Mr. Glendening intervened on Mr. Langenberg’s behalf, meeting with Mr. Chapman and urging that he ask the board to drop the matter, according to the governor’s press secretary, Michelle Byrnie. She said Mr. Glendening wanted stability in the system at a time when he is asking lawmakers to substantially increase appropriations for public-college operations, as well as to spend $1.23-billion on campus facilities over the next five years.
Some lawmakers have accused Mr. Glendening of improperly interfering in the affairs of the board, but Mr. Chapman said last week that the governor had not told him “anything that could even be remotely interpreted as undermining our authority.”

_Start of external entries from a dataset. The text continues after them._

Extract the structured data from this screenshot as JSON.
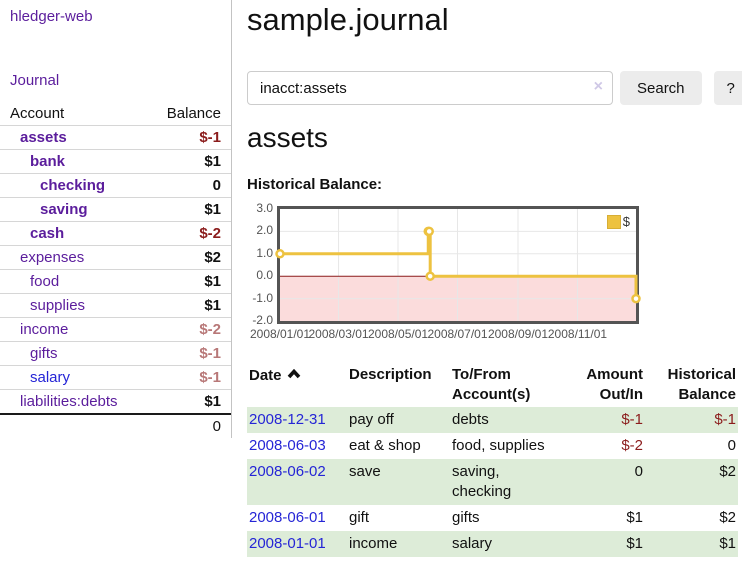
{
  "colors": {
    "link_purple": "#5b1d9c",
    "link_blue": "#2525d6",
    "negative_strong": "#8b1c1c",
    "negative_muted": "#b87878",
    "row_stripe_green": "#ddecd8",
    "series_gold": "#edc240",
    "chart_negative_region": "#fbdcdc",
    "chart_border": "#545454"
  },
  "brand": {
    "label": "hledger-web"
  },
  "sidebar": {
    "journal_link": "Journal",
    "accounts": {
      "col_account": "Account",
      "col_balance": "Balance",
      "rows": [
        {
          "name": "assets",
          "balance": "$-1"
        },
        {
          "name": "bank",
          "balance": "$1"
        },
        {
          "name": "checking",
          "balance": "0"
        },
        {
          "name": "saving",
          "balance": "$1"
        },
        {
          "name": "cash",
          "balance": "$-2"
        },
        {
          "name": "expenses",
          "balance": "$2"
        },
        {
          "name": "food",
          "balance": "$1"
        },
        {
          "name": "supplies",
          "balance": "$1"
        },
        {
          "name": "income",
          "balance": "$-2"
        },
        {
          "name": "gifts",
          "balance": "$-1"
        },
        {
          "name": "salary",
          "balance": "$-1"
        },
        {
          "name": "liabilities:debts",
          "balance": "$1"
        }
      ],
      "total": "0"
    }
  },
  "main": {
    "title": "sample.journal",
    "search": {
      "value": "inacct:assets",
      "clear_icon": "×",
      "search_button": "Search",
      "help_button": "?"
    },
    "account_heading": "assets",
    "chart_title": "Historical Balance:",
    "register": {
      "headers": {
        "date": "Date",
        "description": "Description",
        "account_line1": "To/From",
        "account_line2": "Account(s)",
        "amount_line1": "Amount",
        "amount_line2": "Out/In",
        "balance_line1": "Historical",
        "balance_line2": "Balance"
      },
      "rows": [
        {
          "date": "2008-12-31",
          "description": "pay off",
          "accounts": "debts",
          "amount": "$-1",
          "balance": "$-1"
        },
        {
          "date": "2008-06-03",
          "description": "eat & shop",
          "accounts": "food, supplies",
          "amount": "$-2",
          "balance": "0"
        },
        {
          "date": "2008-06-02",
          "description": "save",
          "accounts": "saving, checking",
          "amount": "0",
          "balance": "$2"
        },
        {
          "date": "2008-06-01",
          "description": "gift",
          "accounts": "gifts",
          "amount": "$1",
          "balance": "$2"
        },
        {
          "date": "2008-01-01",
          "description": "income",
          "accounts": "salary",
          "amount": "$1",
          "balance": "$1"
        }
      ]
    }
  },
  "chart_data": {
    "type": "line",
    "step": true,
    "title": "Historical Balance",
    "series": [
      {
        "name": "$",
        "color": "#edc240",
        "points": [
          [
            "2008-01-01",
            1.0
          ],
          [
            "2008-06-01",
            2.0
          ],
          [
            "2008-06-02",
            2.0
          ],
          [
            "2008-06-03",
            0.0
          ],
          [
            "2008-12-31",
            -1.0
          ]
        ]
      }
    ],
    "x_range": [
      "2008/01/01",
      "2008/12/31"
    ],
    "x_ticks": [
      "2008/01/01",
      "2008/03/01",
      "2008/05/01",
      "2008/07/01",
      "2008/09/01",
      "2008/11/01"
    ],
    "y_ticks": [
      "3.0",
      "2.0",
      "1.0",
      "0.0",
      "-1.0",
      "-2.0"
    ],
    "ylim": [
      -2,
      3
    ],
    "grid": true,
    "legend": {
      "label": "$",
      "position": "top-right"
    },
    "zero_line_color": "#8b1c1c",
    "negative_region_color": "#fbdcdc"
  }
}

Several of the system’s university presidents defended Mr. Langenberg. Among them was Catherine R. Gira, president of Frostburg State University, who said she interpreted recent increases in state tax-dollar support for the system -- which has risen more than 10 percent in each of the past two fiscal years -- as “a statement of confidence by the governor and legislature in the leadership of the system.”
Some of the presidents also worried that Mr. Langenberg’s departure would hurt the system’s capital campaign, which has a goal of raising $700-million by 2002.
Other college presidents in the system, however, failed to come to Mr. Langenberg’s defense, and the Board of Regents reportedly came under pressure from some of its own members, as well as some lawmakers, to defy Mr. Glendening’s wishes.
Among those lawmakers pushing for change was Mr. Miller, a Democrat, who frequently had complained that Mr. Langenberg and the university system were failing to provide enough money and autonomy to the flagship campus, at College Park. “Dr. Langenberg is a very fine man,” the senator said. “He is a very thoughtful man. But, in my opinion, he has a difficult time selling himself and his positions to others.”